- Born: June 17, 1930 Quito, Ecuador
- Died: December 21, 2015 (aged 85) Quito, Ecuador
- Allegiance: Ecuador
- Branch: Ecuadorian Army artillery
- Service years: 1946–1982
- Rank: Divisional General
- Commands: First Division of the Army of Ecuador
- Conflicts: Paquisha War

= Richelieu Levoyer =

Ecuadorian army general and politician

Richelieu Levoyer Artieda (June 17, 1930 – December 21, 2015) was an Ecuadorian Army general and politician. He was the son of painter Jorge Levoyer and educator Delia Maria Artieda.

== Early life ==
General Levoyer was the Southern Front Commander during the Paquisha War. He later served as Government Minister where he deployed a systematic plan for the destruction of prisons where human rights were being violated. He also proposed the "Return to the Constitution Plan" that ended the 1976–1979 dictatorship.
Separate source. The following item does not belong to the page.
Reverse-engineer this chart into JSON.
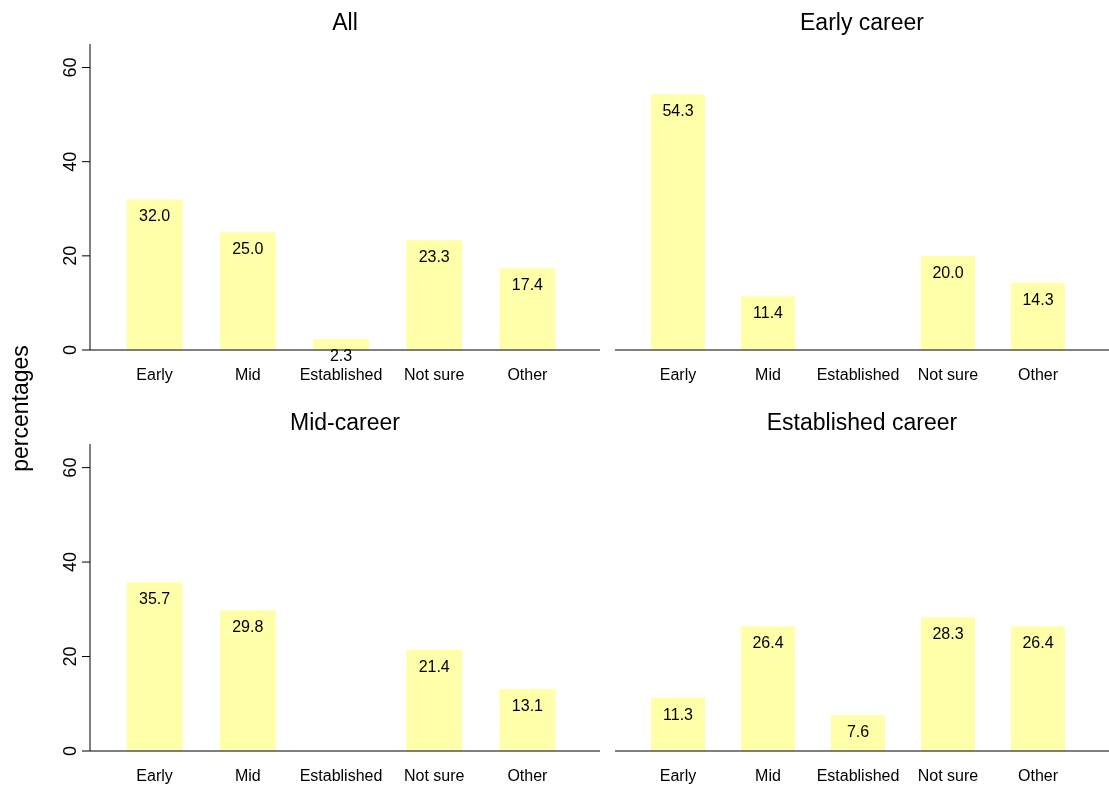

He served as Professor and then Director of the centers of Ecuadorian military studies. He became Director of the School for Improvement of the Ecuadorian Army.
He led the creation of the "National Institute of Advanced Studies."
He served as Sub-Secretary of Industries focused on developing such productive activity, handmade crafts and tourism.

=== Military education ===
He studied at the "Eloy Alfaro" Military School. Then he went to specialized courses in the School of the Americas, Panama. He attended the "Staff Study Centre" of the Brazilian Army. He enrolled at the Inter-American Defense College in the United States. He attended the Ecuadorian War Academy and then became its director.

== Career ==

=== Military leader ===
General Levoyer was the Southern Front Commander during the Paquisha War between Ecuador and Peru in 1981, where he led 25,000 soldiers. César Augusto Alarcón Costta described his role in the war, saying:

"He displayed an intense work in defense of territorial integrity and sovereignty of Ecuador in the Amazonia compared with the surrender of whom on October 26, 1998 subjected our country to the Peruvian claims imposed by force through the null Rio de Janeiro Protocol of January 29, 1942."

=== Political career ===
As Government Minister (1976), General Levoyer organized a political dialogue bringing together popular organizations and new political tendencies. As a result, indigenous people for the first time entered the Palacio de Carondelet, not to pick up the ashes of cigarettes that left behind the so-called leaders of Ecuador, but to decide the Nation's future, indigenous peoples who later formed their own organization known as CONAIE and its political expression, the "Pachakutik political Party" that in XXI century evolved to become the Pachakutik Plurinational Unity Movement – New Country.

As a result of the dialogue, General Levoyer announced the "State Law Restructuring Plan". First, Ecuadorian people would choose a Constitution: the old 1945 Constitution (although, reformed) or a new one. The new constitution was passed in 1978. Either ways the indigenous peoples, for the first time in Ecuador's History could vote, be nominated and run to be elected to any office. Besides, it had been promulgated an Electoral Law and other on Political Parties.

The Ecuadorian right wing sought to have General Levoyer removed from office. They lacked the power to oust him from the military and instead pushed to have him assigned as Military Attache at the Ecuadorian Embassy to the United States, during the Presidency of Jimmy Carter.

===Legislator===
General Levoyer ran and was elected to the highest rank at the National Congress (Ecuador's Legislature at that time) as a National Deputy for the 1984–1988 period. He became the driving force behind the Ecuadorian presence in Antarctica and created the Ecuadorian Antarctic Program. He also led the passage of two laws honoring the soldiers of the 1941 and 1981 wars.

=== Americas ===

He served as President of OMIDELAC (Organization of Military for the Democracy, the Integration and the Liberation of Latin America and the Caribbean). This organization played an important role in promoting democratic systems in Latin America and, in doing so, developed open and public activities such as to oppose to the Military dictatorship of Chile (1973–1990). OMIDELAC was invited as an election observer in several Latin American countries.

General Levoyer was a member and later President of FEGES (Fundación "Eloy Alfaro" de Estudios Geopolíticos y Estratégicos).

Finally, General Levoyer served as Judge in the Military Court of Ecuador.

=== Philosophy ===

He said, "If you want to make a major change in the country, power must be obtained, but not getting it for itself −what would be simple egotism and ambition−, but to change things, and once installed there, and with the support of a unpolluted reputation earned day by day, then, and only then, take on any real and profound change that will be possible with the support of public consensus, with which we will have an undoubted success and beneficial to the poorest of our country."